To be true severance pay under unemployment insurance laws in some states, the intent behind employers offering the money must be specifically for supplementing state-provided unemployment benefits.
Otherwise, so-called severance pay might count as wages or other pay that will delay the start of unemployment compensation.
A severance package is typically severance pay combined with benefits or perks, such as extended health insurance benefits under the Consolidated Omnibus Budget Reconciliation Act (COBRA).
Employers typically base employee severance pay on length of service and weekly salary or wages. For example, your employer might offer you one extra week of salary for each consecutive year that you worked for your employer.
To receive severance pay these days, departing employees usually must sign separation or severance agreements (or related clauses within other agreements). Such agreements usually deprive departing employees of their right to take legal action against their former employers.
Departing employees might also have to sign noncompete or nondisclosure agreements (or clauses) to collect their severance pay. Such agreements waive even more employee rights.
Unless it's in breach of contract, it is generally legal for employers to withhold severance pay as a "bribe" to encourage departing employees to sign agreements. Even so, it's a good idea to consult an attorney if you have doubts about signing any agreement that waives your legal rights. To avoid enforceability problems your employer will give you a reasonable amount of time to sign, so that you may first consult an attorney.
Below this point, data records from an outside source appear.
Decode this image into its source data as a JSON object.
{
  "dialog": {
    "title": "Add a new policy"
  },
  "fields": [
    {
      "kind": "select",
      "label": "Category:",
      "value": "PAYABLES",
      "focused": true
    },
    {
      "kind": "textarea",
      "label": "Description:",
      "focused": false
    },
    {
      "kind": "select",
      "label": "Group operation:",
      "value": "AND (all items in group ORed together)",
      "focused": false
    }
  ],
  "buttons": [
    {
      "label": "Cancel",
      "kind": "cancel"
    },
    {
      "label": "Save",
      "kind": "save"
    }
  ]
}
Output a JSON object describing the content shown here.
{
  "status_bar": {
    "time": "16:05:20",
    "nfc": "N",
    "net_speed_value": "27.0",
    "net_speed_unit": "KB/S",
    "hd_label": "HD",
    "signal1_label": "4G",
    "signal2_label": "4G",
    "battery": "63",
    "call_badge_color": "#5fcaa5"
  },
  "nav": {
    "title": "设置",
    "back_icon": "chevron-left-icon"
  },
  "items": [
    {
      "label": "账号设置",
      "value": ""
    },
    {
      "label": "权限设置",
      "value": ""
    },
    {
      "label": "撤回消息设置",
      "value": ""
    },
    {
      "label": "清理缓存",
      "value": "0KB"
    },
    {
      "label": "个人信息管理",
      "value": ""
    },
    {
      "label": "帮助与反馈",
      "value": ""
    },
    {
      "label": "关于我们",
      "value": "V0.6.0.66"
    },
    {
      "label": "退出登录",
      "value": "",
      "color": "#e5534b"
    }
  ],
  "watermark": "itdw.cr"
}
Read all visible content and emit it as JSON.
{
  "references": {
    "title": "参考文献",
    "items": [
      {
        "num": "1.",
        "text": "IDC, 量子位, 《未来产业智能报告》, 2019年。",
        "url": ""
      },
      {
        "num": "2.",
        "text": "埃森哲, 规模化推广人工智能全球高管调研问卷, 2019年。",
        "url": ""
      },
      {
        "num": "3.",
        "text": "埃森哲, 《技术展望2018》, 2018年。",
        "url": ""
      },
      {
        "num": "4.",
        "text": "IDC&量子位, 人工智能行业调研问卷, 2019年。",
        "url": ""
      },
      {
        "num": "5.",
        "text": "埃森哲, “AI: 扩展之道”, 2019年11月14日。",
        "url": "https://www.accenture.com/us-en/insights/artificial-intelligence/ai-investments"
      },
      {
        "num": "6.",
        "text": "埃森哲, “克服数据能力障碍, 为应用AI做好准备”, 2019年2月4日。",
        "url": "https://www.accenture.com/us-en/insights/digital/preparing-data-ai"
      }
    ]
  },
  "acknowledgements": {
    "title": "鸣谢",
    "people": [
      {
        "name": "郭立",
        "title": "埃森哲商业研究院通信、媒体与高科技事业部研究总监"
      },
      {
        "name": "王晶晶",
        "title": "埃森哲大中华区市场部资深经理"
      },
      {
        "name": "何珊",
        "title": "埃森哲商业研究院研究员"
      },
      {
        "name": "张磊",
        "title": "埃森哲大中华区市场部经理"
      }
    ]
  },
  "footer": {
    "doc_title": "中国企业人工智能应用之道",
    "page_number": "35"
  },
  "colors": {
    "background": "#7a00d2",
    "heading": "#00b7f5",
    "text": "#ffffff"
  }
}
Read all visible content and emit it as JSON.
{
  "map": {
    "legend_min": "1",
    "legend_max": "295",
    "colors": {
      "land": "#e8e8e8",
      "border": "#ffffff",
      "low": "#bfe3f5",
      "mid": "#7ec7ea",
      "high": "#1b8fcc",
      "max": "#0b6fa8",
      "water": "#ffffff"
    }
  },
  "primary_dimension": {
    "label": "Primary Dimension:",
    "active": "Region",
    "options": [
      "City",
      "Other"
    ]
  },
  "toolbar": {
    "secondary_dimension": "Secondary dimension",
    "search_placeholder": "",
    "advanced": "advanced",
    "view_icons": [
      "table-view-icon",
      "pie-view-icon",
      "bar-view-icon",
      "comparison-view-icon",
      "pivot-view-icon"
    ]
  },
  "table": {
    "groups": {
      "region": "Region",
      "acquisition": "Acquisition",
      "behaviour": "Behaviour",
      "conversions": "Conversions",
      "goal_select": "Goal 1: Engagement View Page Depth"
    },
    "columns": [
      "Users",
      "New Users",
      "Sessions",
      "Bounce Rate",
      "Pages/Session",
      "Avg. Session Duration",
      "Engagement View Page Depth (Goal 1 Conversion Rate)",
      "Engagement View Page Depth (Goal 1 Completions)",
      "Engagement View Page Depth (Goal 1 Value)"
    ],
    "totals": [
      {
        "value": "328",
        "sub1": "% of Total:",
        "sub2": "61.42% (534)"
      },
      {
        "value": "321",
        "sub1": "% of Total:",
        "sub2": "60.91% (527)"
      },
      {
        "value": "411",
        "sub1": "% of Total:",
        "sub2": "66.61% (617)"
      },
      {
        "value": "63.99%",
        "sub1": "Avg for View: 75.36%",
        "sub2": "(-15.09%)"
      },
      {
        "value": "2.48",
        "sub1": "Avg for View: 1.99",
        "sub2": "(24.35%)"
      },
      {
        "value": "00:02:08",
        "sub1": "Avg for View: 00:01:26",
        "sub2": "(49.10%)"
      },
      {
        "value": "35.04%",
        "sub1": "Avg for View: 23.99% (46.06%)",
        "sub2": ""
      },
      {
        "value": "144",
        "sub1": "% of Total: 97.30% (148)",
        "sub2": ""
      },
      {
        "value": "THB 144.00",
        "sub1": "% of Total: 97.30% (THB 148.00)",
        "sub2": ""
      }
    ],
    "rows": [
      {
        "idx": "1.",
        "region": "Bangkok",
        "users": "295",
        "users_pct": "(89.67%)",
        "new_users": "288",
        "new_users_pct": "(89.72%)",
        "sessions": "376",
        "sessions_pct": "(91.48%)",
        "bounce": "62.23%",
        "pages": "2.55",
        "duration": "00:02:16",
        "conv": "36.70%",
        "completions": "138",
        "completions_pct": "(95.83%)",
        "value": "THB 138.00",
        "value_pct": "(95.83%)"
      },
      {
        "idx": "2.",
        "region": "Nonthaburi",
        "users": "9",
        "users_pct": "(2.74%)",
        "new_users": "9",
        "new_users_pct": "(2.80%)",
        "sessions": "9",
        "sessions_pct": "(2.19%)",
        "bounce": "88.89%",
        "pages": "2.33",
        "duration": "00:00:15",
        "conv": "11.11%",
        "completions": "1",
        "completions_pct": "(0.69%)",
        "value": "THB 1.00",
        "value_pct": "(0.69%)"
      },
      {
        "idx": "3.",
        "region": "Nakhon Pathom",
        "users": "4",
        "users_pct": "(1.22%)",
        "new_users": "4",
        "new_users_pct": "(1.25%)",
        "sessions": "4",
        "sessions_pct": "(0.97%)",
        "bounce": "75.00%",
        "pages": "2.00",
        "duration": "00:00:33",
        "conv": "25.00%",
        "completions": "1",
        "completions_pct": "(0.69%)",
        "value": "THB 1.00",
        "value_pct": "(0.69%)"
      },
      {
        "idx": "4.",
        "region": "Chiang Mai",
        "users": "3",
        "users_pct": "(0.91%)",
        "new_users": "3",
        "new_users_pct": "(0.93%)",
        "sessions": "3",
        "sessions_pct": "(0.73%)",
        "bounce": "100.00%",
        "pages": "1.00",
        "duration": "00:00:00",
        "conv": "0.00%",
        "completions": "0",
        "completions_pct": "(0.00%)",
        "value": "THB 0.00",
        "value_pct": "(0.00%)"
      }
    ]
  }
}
The fact that your employer is effectively trying to bribe you with severance pay to sign away some of your legal rights, gives you negotiating power. As a result, you might be able to negotiate more than your employer initially offers.
But, be aware that, if you attempt to negotiate, you're effectively declining your employer's first offer and making a counteroffer. If your employer rejects your counteroffer, you might end up with little to no severance pay.
Most employers will likely still honor their first offers, as bribing departing employees with severance pay to get them to waive their legal rights has obvious advantages. Additionally, the courts typically frown on employers requiring employees to sign agreements that waive their legal rights without offering the employees some sort of compensation in exchange.